The experimental art and poetry of the last half of the twentieth century offers a glimpse of the emerging networked culture that electronic devices will make omnipresent. Craig J. Saper demarcates this new genre of networked art, which uses the trappings of bureaucratic systems-money, logos, corporate names, stamps-to create intimate situations among the participants. In Saper's analysis, the pleasures that these aesthetic situations afford include shared special knowledge or new language among small groups of participants. Functioning as artworks in themselves, these temporary institutional structures-networks, publications, and collective works-give rise to a gift-exchange community as an alternative economy and social system. Saper explains how this genre developed from post-World War II conceptual art, including periodicals as artworks in themselves; lettrist, concrete, and process poetry; Bauhaus versus COBRA; Fluxus publications, kits, and machines; mail art and on-sendings. The encyclopedic scope of the book includes discussions of artists from J. Beuys to J. S. G. Boggs, and Bauhaus's Max Bill to Anna Freud Banana. Networked Art is an essential guide to the digital artists and networks of the emerging future. Craig J. Saper is associate professor of multimedia at the University of the Arts in Philadelphia, and is the author of Artificial Mythologies (Minnesota, 1997).

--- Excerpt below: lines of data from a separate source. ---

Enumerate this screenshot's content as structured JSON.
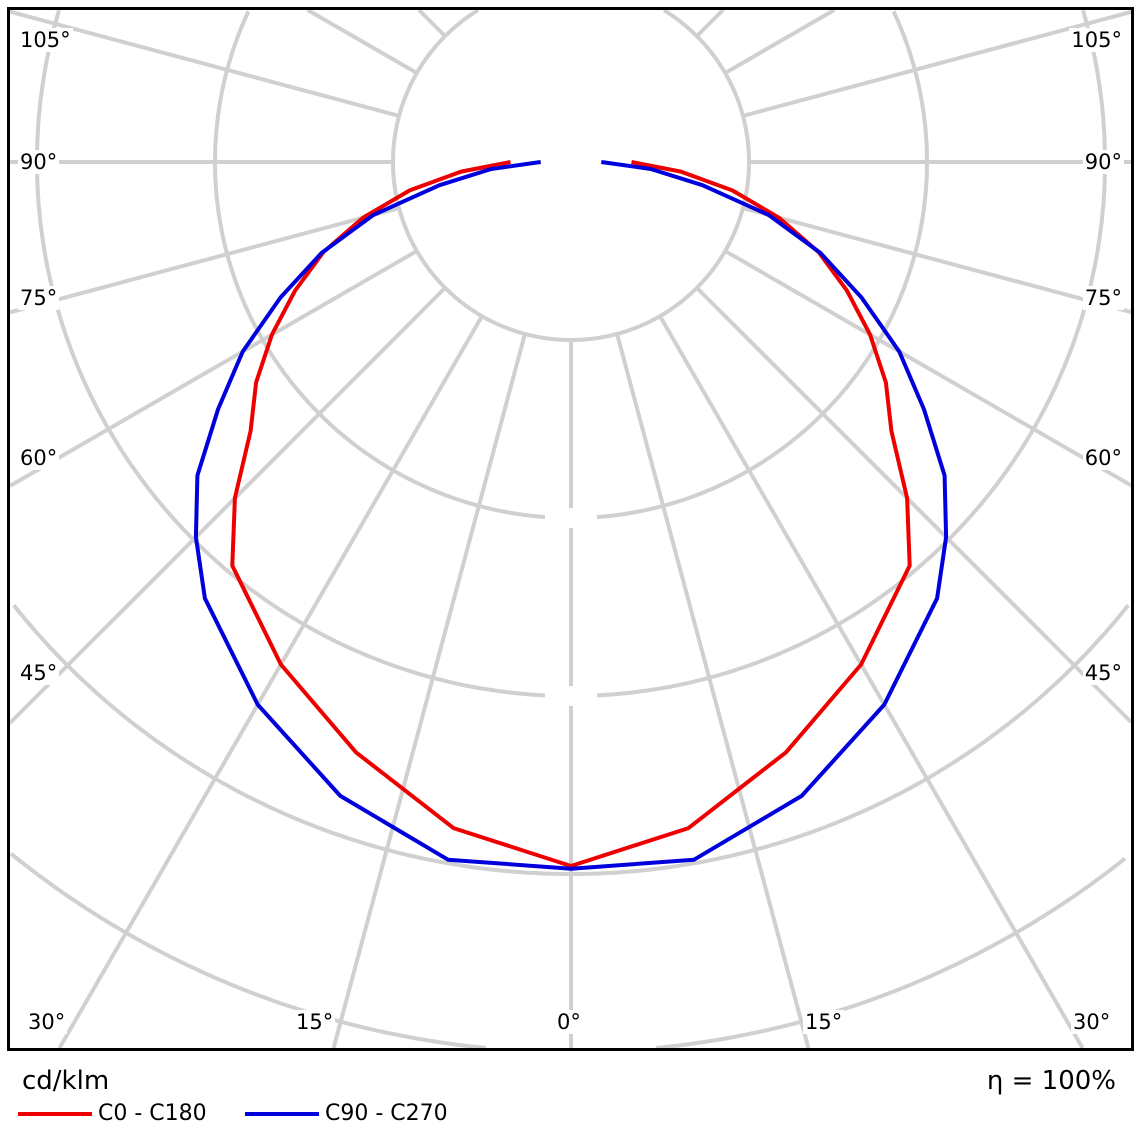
{
  "chart_data": {
    "type": "polar",
    "unit_label": "cd/klm",
    "efficiency_label": "η = 100%",
    "angle_labels_left": [
      "105°",
      "90°",
      "75°",
      "60°",
      "45°"
    ],
    "angle_labels_right": [
      "105°",
      "90°",
      "75°",
      "60°",
      "45°"
    ],
    "angle_labels_bottom": [
      "30°",
      "15°",
      "0°",
      "15°",
      "30°"
    ],
    "grid": true,
    "gamma_angles": [
      0,
      10,
      20,
      30,
      40,
      45,
      50,
      55,
      60,
      65,
      70,
      75,
      80,
      85,
      90
    ],
    "series": [
      {
        "name": "C0 - C180",
        "color": "#ee0000",
        "values": [
          3.955,
          3.8,
          3.53,
          3.26,
          2.96,
          2.67,
          2.35,
          2.16,
          1.94,
          1.71,
          1.48,
          1.21,
          0.92,
          0.62,
          0.34
        ]
      },
      {
        "name": "C90 - C270",
        "color": "#0000dd",
        "values": [
          3.97,
          3.98,
          3.79,
          3.52,
          3.2,
          2.98,
          2.74,
          2.42,
          2.13,
          1.8,
          1.49,
          1.15,
          0.75,
          0.45,
          0.17
        ]
      }
    ],
    "legend_position": "bottom-left"
  }
}
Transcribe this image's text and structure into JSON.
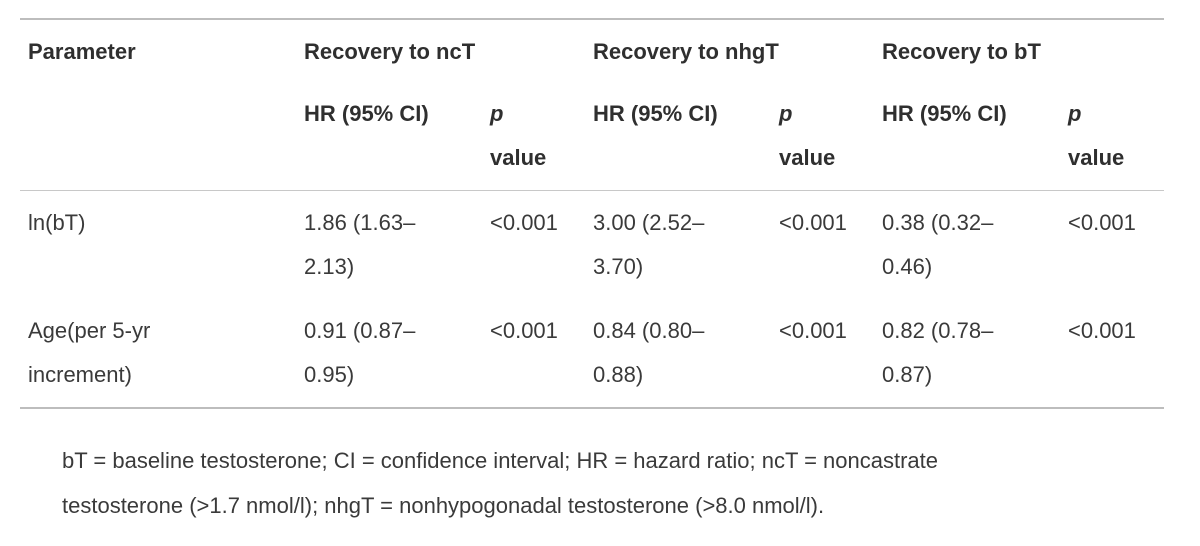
{
  "table": {
    "header": {
      "parameter": "Parameter",
      "groups": [
        "Recovery to ncT",
        "Recovery to nhgT",
        "Recovery to bT"
      ],
      "hr_label": "HR (95% CI)",
      "p_label_1": "p",
      "p_label_2": "value"
    },
    "rows": [
      {
        "parameter": [
          "ln(bT)"
        ],
        "values": [
          {
            "hr": [
              "1.86 (1.63–",
              "2.13)"
            ],
            "p": "<0.001"
          },
          {
            "hr": [
              "3.00 (2.52–",
              "3.70)"
            ],
            "p": "<0.001"
          },
          {
            "hr": [
              "0.38 (0.32–",
              "0.46)"
            ],
            "p": "<0.001"
          }
        ]
      },
      {
        "parameter": [
          "Age(per 5-yr",
          "increment)"
        ],
        "values": [
          {
            "hr": [
              "0.91 (0.87–",
              "0.95)"
            ],
            "p": "<0.001"
          },
          {
            "hr": [
              "0.84 (0.80–",
              "0.88)"
            ],
            "p": "<0.001"
          },
          {
            "hr": [
              "0.82 (0.78–",
              "0.87)"
            ],
            "p": "<0.001"
          }
        ]
      }
    ]
  },
  "footnote": {
    "line1": "bT = baseline testosterone; CI = confidence interval; HR = hazard ratio; ncT = noncastrate",
    "line2": "testosterone (>1.7 nmol/l); nhgT = nonhypogonadal testosterone (>8.0 nmol/l)."
  }
}
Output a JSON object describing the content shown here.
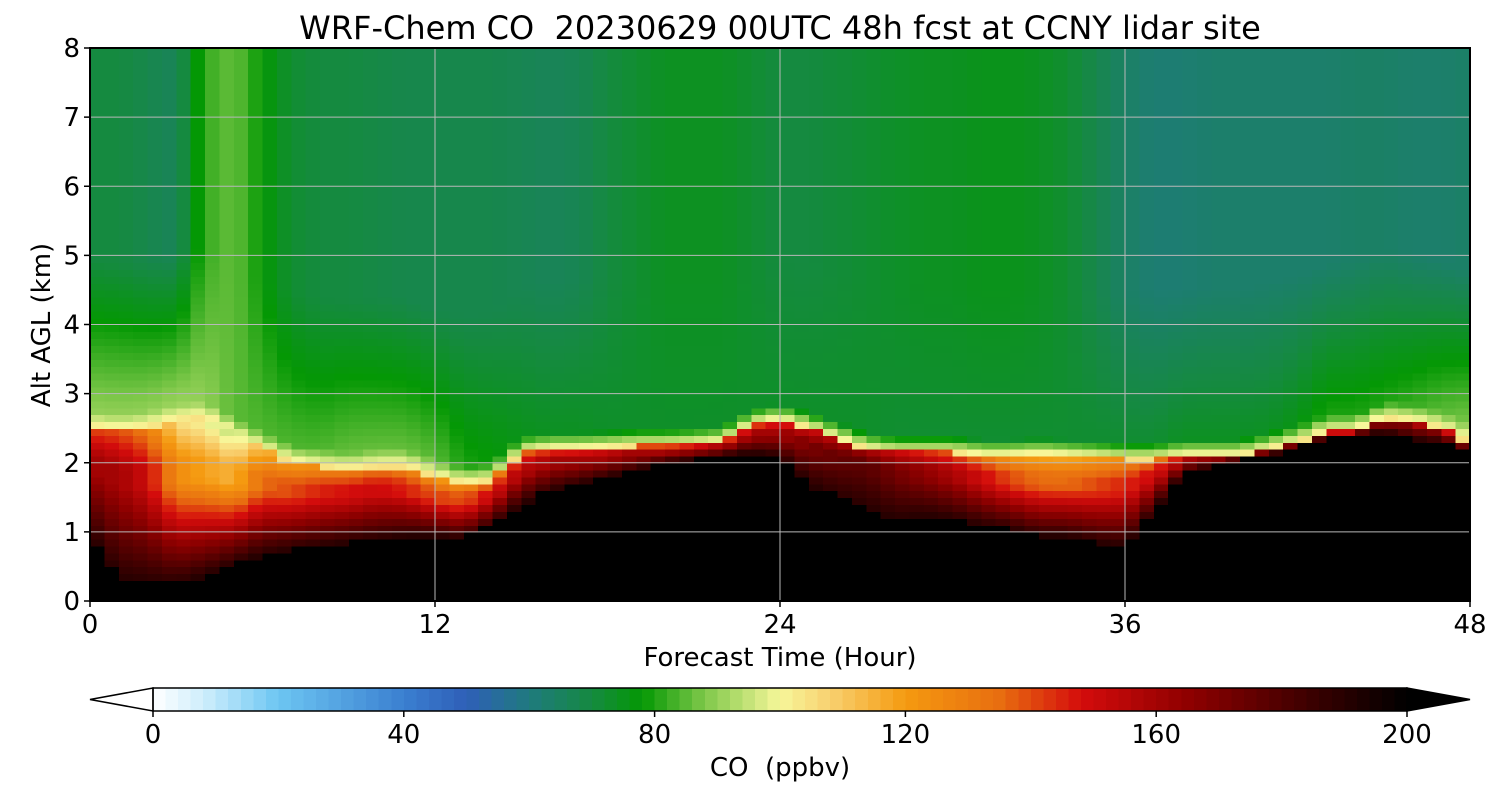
{
  "chart_data": {
    "type": "heatmap",
    "title": "WRF-Chem CO  20230629 00UTC 48h fcst at CCNY lidar site",
    "xlabel": "Forecast Time (Hour)",
    "ylabel": "Alt AGL (km)",
    "xlim": [
      0,
      48
    ],
    "ylim": [
      0,
      8
    ],
    "xticks": [
      "0",
      "12",
      "24",
      "36",
      "48"
    ],
    "yticks": [
      "0",
      "1",
      "2",
      "3",
      "4",
      "5",
      "6",
      "7",
      "8"
    ],
    "grid": true,
    "colorbar": {
      "label": "CO  (ppbv)",
      "range": [
        0,
        200
      ],
      "ticks": [
        "0",
        "40",
        "80",
        "120",
        "160",
        "200"
      ],
      "extend": "both",
      "colors": [
        {
          "value": 0,
          "color": "#ffffff"
        },
        {
          "value": 8,
          "color": "#cfeefc"
        },
        {
          "value": 20,
          "color": "#6cc6f2"
        },
        {
          "value": 40,
          "color": "#3a7fd0"
        },
        {
          "value": 50,
          "color": "#2f5fb8"
        },
        {
          "value": 60,
          "color": "#1f7a7e"
        },
        {
          "value": 70,
          "color": "#158a40"
        },
        {
          "value": 78,
          "color": "#049804"
        },
        {
          "value": 88,
          "color": "#7fc84a"
        },
        {
          "value": 100,
          "color": "#f7f79a"
        },
        {
          "value": 108,
          "color": "#f8d070"
        },
        {
          "value": 120,
          "color": "#f59a10"
        },
        {
          "value": 135,
          "color": "#e86e10"
        },
        {
          "value": 148,
          "color": "#d40c0c"
        },
        {
          "value": 165,
          "color": "#8f0000"
        },
        {
          "value": 185,
          "color": "#3a0000"
        },
        {
          "value": 200,
          "color": "#000000"
        }
      ]
    },
    "x": [
      0,
      1,
      2,
      3,
      4,
      5,
      6,
      7,
      8,
      9,
      10,
      11,
      12,
      13,
      14,
      15,
      16,
      17,
      18,
      19,
      20,
      21,
      22,
      23,
      24,
      25,
      26,
      27,
      28,
      29,
      30,
      31,
      32,
      33,
      34,
      35,
      36,
      37,
      38,
      39,
      40,
      41,
      42,
      43,
      44,
      45,
      46,
      47,
      48
    ],
    "terrain_top_km": [
      0.95,
      0.32,
      0.28,
      0.25,
      0.38,
      0.55,
      0.68,
      0.75,
      0.8,
      0.85,
      0.9,
      0.95,
      0.95,
      0.9,
      1.1,
      1.4,
      1.6,
      1.7,
      1.8,
      1.9,
      2.0,
      2.05,
      2.1,
      2.15,
      2.1,
      1.7,
      1.5,
      1.35,
      1.2,
      1.25,
      1.2,
      1.1,
      1.05,
      0.95,
      0.95,
      0.85,
      0.8,
      1.3,
      1.85,
      1.95,
      2.05,
      2.1,
      2.25,
      2.35,
      2.4,
      2.45,
      2.35,
      2.3,
      2.1
    ],
    "boundary_layer_top_km": [
      2.5,
      2.45,
      2.5,
      2.6,
      2.65,
      2.4,
      2.2,
      2.0,
      1.95,
      1.9,
      1.95,
      1.95,
      1.8,
      1.7,
      1.75,
      2.15,
      2.2,
      2.2,
      2.22,
      2.25,
      2.25,
      2.27,
      2.3,
      2.55,
      2.62,
      2.5,
      2.35,
      2.2,
      2.15,
      2.15,
      2.15,
      2.1,
      2.1,
      2.12,
      2.1,
      2.08,
      2.05,
      2.05,
      2.1,
      2.1,
      2.1,
      2.2,
      2.3,
      2.45,
      2.45,
      2.65,
      2.6,
      2.5,
      2.3
    ],
    "free_troposphere_co_ppbv": [
      70,
      70,
      68,
      66,
      82,
      86,
      78,
      72,
      70,
      70,
      69,
      68,
      68,
      68,
      68,
      67,
      66,
      67,
      70,
      72,
      74,
      74,
      74,
      72,
      70,
      70,
      71,
      72,
      73,
      74,
      74,
      75,
      75,
      74,
      72,
      68,
      64,
      62,
      62,
      63,
      63,
      63,
      63,
      63,
      64,
      64,
      63,
      63,
      64
    ],
    "mid_layer_co_ppbv": [
      90,
      90,
      90,
      91,
      90,
      85,
      84,
      84,
      84,
      86,
      86,
      86,
      85,
      80,
      78,
      75,
      74,
      74,
      73,
      73,
      73,
      73,
      73,
      73,
      73,
      73,
      73,
      73,
      72,
      72,
      72,
      72,
      72,
      72,
      72,
      72,
      72,
      72,
      74,
      74,
      74,
      74,
      76,
      80,
      80,
      80,
      82,
      85,
      88
    ],
    "boundary_layer_co_ppbv": [
      160,
      160,
      150,
      125,
      118,
      115,
      135,
      140,
      145,
      148,
      150,
      145,
      140,
      140,
      150,
      155,
      160,
      160,
      160,
      160,
      160,
      160,
      160,
      160,
      160,
      170,
      175,
      178,
      172,
      165,
      158,
      150,
      140,
      135,
      135,
      140,
      145,
      150,
      160,
      165,
      168,
      170,
      170,
      170,
      170,
      170,
      170,
      170,
      170
    ]
  }
}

This book was perhaps just a little ahead of its time, just so much so that it misses the trolling and memetic revolution that happened just 5 years later on 4chan, Reddit, and elsewhere. This book might be very well paired with Whitney Phillips' work in _This Is Why We Can't Have Nice Things_.
Yet, even despite its early arrival, it seems that Saper has captured something very interesting about social networks as sociopoetics. He has managed to capture some common affects or psychosis-as-identity work that link Internet meme networks and many of the fandoms, underground modernist, absurdist movements from the 1910s-1970s. He also has managed to imply some interesting things about creative, political, and institutional change that happens to art when the original "artist" gives up some of their agency to the interactive setting that they submit their art. It seems there are really strong parallels to these movements in mail-group art forms and closed Facebook groups (as an example).
This is a great book! I would recommend this to anyone studying rhetoric, art, political identity work, or qualitative aspects of online communities, collectives, or crowds. These ideas existed before the Internet, and this book is a great framing for that argument.